Umberto Bossi: La Lega Nord ha venti milioni di uomini pronti a battersi fino alla fine. Se nel Paese non c’è la democrazia, la riportiamo noi. Nessuno avrà il coraggio di bloccare il federalismo. L’opposizione e i massoni cercheranno di sfiduciare Berlusconi a settembre, per ucciderlo e puntare su un governo tecnico che favorisca la sinistra. Ma il federalismo o ce lo dà Berlusconi o non ce lo dà nessuno. Tutti gli altri sono contro il federalismo, un governo tecnico non lo farebbe, al massimo cambierebbe la legge elettorale falsificando il voto popolare. Questo è l’interesse della sinistra. Preferiamo le elezioni a un governo tecnico. Sai quanti uomini scendono da lì a un fischio? Siamo venti milioni. (Umberto Bossi, La Repubblica, domenica 1° agosto 2010). Commenti? Non servono. A questo punto (se non ora, quando?) ci vogliono i fatti: a sessantacinque anni dalla Liberazione dal nazifascismo, è ora (o mai più) che i venti milioni pronti a battersi ne trovino altrettanti pronti a battersi più di loro. Pronti a fargli tirar fuori i moccichini verdi per asciugarsi le lacrime, se ancora sono Esseri umani capaci di piangere.
(su) Nicola Nichi Vendola, Antonio Di Pietro e Umberto Bossi: La condizione numero uno è di evitare le elezioni finché durerà l’emergenza del debito pubblico. Da questo punto di vista gli inviti ripetutamente lanciati da Di Pietro e anche da Vendola alle elezioni anticipate sono ― è il meno che si possa dire ― irresponsabili e sconsiderati, anteponendo meschini interessi di bottega a quelli reali del Paese. Darebbero di fatto una mano all’irresponsabilità berlusconiana e aprirebbero la strada alle peggiori avventure. (...) Bossi ha la responsabilità d’aver rafforzato in Berlusconi la strategia dell’attacco contro Fini. Ma ora vede il rischio che l’errore commesso può creargli per la nascita d’un federalismo che non sia nordista e secessionista ma crei una novità utile per snellire lo Stato burocratico e sprecone di cui la Lega Nord denuncia l’esistenza ma del quale in quindici anni di partecipazione al potere non ha saputo creare né la giusta configurazione né le giuste alleanze per costruirlo. Anche Bossi ha privilegiato finora la sua ditta rispetto a un’idea nazionale del federalismo. (Eugenio Scalfari su La Repubblica di domenica 1° agosto 2010). Il neonazismo dei portatori di moccichini verdi al governo col Pidì, dunque: questa è la “linea” che lo Scalfari ci detta. Per fare cosa? Ovvio: per “snellire lo Stato”. Cioè per completare, Tremonti premier, la distruzione della Scuola, della Sanità, dell’Ambiente, della Cultura, della Giustizia, dei Trasporti, delle Forze dell’ordine e dell’intero Patrimonio pubblico degli Italiani. Tra gli applausi dell’antiStato. Se questa è l’unica alternativa, perfino il Vendola è meglio.

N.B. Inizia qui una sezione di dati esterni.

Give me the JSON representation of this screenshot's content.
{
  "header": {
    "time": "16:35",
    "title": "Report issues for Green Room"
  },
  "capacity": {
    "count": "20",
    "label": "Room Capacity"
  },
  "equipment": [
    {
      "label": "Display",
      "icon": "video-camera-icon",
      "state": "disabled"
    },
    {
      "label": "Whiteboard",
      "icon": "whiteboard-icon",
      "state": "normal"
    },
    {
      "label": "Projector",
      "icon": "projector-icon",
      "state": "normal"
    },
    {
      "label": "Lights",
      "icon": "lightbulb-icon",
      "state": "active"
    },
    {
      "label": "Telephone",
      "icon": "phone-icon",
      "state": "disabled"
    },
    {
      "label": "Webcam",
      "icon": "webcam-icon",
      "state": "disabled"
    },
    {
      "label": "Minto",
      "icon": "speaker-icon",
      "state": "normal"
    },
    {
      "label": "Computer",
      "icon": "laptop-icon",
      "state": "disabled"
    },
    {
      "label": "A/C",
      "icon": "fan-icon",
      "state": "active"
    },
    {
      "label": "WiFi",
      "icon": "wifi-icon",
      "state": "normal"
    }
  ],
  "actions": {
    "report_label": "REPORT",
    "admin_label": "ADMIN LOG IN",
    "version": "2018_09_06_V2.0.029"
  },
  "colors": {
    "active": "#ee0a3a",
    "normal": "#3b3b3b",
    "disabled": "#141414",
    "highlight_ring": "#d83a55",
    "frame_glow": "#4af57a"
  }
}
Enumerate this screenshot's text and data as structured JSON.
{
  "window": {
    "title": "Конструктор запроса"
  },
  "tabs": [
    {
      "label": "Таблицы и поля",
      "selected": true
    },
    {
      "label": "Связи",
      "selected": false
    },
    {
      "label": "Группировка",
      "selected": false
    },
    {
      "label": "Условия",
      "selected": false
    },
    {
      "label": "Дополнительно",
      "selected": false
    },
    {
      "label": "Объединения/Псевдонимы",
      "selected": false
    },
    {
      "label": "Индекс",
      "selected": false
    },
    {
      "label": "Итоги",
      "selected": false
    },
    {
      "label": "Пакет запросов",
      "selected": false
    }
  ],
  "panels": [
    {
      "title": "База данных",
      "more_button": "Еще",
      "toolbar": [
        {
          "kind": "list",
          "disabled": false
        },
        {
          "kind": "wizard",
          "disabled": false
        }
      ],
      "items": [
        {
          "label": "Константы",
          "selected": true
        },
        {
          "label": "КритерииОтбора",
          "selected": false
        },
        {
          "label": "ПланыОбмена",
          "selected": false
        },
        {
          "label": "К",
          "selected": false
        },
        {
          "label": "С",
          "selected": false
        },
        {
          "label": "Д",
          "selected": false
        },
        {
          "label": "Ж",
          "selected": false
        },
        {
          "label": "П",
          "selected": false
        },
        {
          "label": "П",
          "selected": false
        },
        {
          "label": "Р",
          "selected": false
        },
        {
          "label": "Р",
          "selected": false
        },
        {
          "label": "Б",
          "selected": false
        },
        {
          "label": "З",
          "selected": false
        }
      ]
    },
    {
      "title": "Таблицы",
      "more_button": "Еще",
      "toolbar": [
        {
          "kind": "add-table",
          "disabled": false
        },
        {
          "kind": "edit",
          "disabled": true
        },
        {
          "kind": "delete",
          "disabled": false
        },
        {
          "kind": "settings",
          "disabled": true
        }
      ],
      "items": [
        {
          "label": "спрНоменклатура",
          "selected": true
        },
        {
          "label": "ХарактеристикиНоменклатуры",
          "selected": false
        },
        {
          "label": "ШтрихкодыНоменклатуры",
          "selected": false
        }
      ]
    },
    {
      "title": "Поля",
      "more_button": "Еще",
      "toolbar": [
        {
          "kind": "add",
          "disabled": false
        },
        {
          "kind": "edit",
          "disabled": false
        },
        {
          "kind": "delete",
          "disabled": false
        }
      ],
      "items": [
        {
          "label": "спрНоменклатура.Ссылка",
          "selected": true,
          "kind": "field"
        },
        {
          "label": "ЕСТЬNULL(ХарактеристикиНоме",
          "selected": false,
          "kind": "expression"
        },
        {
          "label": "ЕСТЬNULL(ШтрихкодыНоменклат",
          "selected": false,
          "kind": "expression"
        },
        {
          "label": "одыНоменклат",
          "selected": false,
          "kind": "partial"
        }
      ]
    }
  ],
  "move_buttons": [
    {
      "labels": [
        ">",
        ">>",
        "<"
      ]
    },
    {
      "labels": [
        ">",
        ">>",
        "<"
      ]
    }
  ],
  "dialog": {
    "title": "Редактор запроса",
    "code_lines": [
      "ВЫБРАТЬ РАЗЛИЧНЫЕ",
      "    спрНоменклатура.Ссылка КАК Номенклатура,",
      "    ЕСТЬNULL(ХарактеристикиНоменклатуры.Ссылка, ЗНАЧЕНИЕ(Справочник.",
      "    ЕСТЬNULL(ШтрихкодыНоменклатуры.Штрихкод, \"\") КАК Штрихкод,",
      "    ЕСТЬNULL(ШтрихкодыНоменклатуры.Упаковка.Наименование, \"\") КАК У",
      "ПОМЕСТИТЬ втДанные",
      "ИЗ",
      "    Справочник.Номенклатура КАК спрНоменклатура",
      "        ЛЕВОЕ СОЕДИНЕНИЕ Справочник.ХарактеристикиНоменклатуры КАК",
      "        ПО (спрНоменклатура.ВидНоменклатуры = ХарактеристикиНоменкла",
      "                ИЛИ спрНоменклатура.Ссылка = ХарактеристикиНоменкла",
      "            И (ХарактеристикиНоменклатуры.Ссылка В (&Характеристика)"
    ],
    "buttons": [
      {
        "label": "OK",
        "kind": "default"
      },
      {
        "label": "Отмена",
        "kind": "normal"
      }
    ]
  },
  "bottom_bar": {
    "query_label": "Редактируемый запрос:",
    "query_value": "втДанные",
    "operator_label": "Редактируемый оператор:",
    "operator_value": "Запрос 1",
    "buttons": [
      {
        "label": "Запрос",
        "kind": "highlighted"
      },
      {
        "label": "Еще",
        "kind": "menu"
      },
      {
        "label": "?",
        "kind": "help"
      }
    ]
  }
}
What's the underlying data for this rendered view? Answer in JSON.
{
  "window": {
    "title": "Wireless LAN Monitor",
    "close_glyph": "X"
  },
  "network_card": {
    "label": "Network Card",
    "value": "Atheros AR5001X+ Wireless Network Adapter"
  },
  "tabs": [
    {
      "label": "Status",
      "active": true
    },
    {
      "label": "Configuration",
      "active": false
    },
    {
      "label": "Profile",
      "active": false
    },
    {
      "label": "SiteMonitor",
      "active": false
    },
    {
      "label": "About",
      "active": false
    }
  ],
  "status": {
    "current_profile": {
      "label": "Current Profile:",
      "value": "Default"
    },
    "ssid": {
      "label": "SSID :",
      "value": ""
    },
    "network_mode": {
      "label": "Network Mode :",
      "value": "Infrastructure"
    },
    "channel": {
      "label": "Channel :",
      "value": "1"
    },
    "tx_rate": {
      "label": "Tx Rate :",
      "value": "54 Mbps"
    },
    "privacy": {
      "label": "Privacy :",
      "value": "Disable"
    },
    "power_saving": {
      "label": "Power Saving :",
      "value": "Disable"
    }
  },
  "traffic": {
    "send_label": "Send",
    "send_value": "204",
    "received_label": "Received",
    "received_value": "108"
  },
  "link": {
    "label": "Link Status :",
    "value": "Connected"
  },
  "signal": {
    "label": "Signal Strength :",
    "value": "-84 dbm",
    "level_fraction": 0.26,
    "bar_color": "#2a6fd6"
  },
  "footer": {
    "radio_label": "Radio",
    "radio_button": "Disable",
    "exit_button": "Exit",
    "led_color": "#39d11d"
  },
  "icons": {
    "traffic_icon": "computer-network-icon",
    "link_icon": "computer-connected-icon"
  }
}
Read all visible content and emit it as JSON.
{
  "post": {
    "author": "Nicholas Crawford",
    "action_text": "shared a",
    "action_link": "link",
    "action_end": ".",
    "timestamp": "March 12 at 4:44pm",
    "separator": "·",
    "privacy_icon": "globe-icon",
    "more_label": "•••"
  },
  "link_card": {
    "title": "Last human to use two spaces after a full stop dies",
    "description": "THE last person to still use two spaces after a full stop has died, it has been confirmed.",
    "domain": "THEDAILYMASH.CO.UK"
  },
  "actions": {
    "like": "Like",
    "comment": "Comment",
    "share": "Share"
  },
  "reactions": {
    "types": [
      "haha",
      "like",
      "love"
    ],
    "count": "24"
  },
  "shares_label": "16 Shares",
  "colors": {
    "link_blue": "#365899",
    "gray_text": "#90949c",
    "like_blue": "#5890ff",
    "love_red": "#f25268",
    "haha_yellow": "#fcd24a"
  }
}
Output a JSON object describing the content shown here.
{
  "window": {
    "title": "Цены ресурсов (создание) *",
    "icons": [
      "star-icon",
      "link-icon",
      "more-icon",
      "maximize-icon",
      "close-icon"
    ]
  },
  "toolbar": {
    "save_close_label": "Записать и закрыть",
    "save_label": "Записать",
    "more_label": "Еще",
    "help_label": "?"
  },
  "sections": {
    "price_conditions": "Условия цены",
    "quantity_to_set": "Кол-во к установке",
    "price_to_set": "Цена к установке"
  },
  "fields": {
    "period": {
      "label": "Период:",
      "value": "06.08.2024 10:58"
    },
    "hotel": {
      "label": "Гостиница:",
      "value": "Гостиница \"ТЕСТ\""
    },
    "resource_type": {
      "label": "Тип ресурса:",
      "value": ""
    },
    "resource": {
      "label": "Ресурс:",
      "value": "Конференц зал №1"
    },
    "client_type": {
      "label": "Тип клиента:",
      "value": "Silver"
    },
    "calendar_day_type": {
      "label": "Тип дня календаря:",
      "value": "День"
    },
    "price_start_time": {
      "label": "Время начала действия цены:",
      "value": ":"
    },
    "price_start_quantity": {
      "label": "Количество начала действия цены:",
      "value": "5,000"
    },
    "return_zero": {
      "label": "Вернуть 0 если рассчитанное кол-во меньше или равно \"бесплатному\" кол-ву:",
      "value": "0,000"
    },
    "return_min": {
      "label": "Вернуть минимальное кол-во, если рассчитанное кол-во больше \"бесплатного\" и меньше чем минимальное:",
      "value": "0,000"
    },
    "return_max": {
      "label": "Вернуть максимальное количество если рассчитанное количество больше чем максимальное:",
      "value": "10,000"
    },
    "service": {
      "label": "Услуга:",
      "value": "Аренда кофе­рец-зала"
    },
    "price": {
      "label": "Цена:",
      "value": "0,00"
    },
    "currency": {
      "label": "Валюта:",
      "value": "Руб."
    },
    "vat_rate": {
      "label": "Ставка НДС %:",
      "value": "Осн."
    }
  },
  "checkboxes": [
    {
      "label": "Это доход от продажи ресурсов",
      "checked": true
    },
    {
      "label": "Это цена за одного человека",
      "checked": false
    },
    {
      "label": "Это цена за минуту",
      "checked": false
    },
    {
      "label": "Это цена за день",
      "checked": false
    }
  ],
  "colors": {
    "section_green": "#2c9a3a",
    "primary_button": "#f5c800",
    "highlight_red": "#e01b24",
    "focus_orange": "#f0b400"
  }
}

(su) Nicola Nichi Vendola: Contro il governatore pugliese il ministro dell’Economia Giulio Tremonti è stato durissimo: non ha firmato l’ultimo dei piani di rientro delle Regioni che hanno sforato il patto di stabilità, e ha promesso l’impegno del governo per impedire che “la Puglia diventi una nuova Grecia”. “Non credo” ha insistito Tremonti “che la Puglia sia il luogo per esperimenti rivoluzionari. Non accetteremo lo sviluppo di una politica di quel tipo. Non sarà consentito da questo governo a nessuno, perché non è accettabile una deriva di legislazione regionale con caratteri non coerenti con i nostri mezzi finanziari e con i nostri impegni”. A bloccare la firma, il caso delle internalizzazioni e stabilizzazioni di quattromila dipendenti della Sanità pugliese, e il fatto che il piano della Regione non prevede l’aumento delle tasse. (La Repubblica, sabato 31 luglio 2010).